Swami Vivekananda Says —
The next boon was that he wanted to know about a certain sacrifice which took people to heaven. Now we have seen that the oldest idea which we got in the Samhitâ portion of the Vedas was only about heaven where they had bright bodies and lived with the fathers. Gradually other ideas came, but they were not satisfying; there was still need for something higher. Living in heaven would not be very different from life in this world. At best, it would only be a very healthy rich man’s life, with plenty of sense-enjoyments and a sound body which knows no disease. It would be this material world, only a little more refined; and we have seen the difficulty that the external material world can never solve the problem.
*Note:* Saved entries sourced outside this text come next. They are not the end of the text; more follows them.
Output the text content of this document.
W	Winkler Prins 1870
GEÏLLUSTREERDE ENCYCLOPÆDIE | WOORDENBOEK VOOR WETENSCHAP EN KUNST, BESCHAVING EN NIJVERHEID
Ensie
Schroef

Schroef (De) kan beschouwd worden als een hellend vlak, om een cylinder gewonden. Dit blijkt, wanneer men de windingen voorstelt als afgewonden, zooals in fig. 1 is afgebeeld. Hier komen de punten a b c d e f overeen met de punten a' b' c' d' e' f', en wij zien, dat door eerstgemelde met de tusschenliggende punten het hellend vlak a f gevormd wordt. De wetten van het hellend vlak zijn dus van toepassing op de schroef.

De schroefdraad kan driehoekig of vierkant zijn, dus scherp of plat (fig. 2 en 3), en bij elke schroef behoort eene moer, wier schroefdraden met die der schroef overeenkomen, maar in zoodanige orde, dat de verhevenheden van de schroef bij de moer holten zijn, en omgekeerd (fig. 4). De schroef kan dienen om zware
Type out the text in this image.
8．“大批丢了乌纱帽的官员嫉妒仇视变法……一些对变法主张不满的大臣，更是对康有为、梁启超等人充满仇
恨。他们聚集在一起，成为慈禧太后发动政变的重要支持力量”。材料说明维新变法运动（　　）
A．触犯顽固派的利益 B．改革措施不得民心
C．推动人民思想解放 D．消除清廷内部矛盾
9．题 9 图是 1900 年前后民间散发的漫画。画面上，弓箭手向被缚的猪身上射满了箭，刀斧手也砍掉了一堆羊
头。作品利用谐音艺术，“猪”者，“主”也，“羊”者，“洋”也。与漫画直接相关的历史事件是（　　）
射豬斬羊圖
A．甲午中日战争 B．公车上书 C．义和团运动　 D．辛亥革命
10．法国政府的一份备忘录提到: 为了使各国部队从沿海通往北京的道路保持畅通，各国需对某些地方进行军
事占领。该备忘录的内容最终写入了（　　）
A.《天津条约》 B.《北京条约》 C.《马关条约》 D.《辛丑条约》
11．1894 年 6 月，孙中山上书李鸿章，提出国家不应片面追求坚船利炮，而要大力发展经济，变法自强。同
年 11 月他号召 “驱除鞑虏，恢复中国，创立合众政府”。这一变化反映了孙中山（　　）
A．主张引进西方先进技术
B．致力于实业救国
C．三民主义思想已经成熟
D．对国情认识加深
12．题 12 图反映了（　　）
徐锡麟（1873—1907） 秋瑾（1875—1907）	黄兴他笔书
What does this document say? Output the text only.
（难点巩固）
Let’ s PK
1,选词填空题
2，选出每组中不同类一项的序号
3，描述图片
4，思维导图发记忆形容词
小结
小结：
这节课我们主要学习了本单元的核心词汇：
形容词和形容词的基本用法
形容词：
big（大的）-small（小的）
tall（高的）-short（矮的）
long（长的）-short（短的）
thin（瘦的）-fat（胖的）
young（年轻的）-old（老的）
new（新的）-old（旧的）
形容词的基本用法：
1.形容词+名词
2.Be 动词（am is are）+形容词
So no heaven can solve the problem. If this world cannot solve the problem, no multiplication of this world can do so, because we must always remember that matter is only an infinitesimal part of the phenomena of nature. The vast part of phenomena which we actually see is not matter. For instance, in every moment of our life what a great part is played by thought and feeling, compared with the material phenomena outside! How vast is this internal world with its tremendous activity! The sense-phenomena are very small compared with it. The heaven solution commits this mistake; it insists that the whole of phenomena is only in touch, taste, sight, etc. So this idea of heaven did not give full satisfaction to all. Yet Nachiketas asks, as the second boon, about some sacrifice through which people might attain to this heaven. There was an idea in the Vedas that these sacrifices pleased the gods and took human beings to heaven.[Source]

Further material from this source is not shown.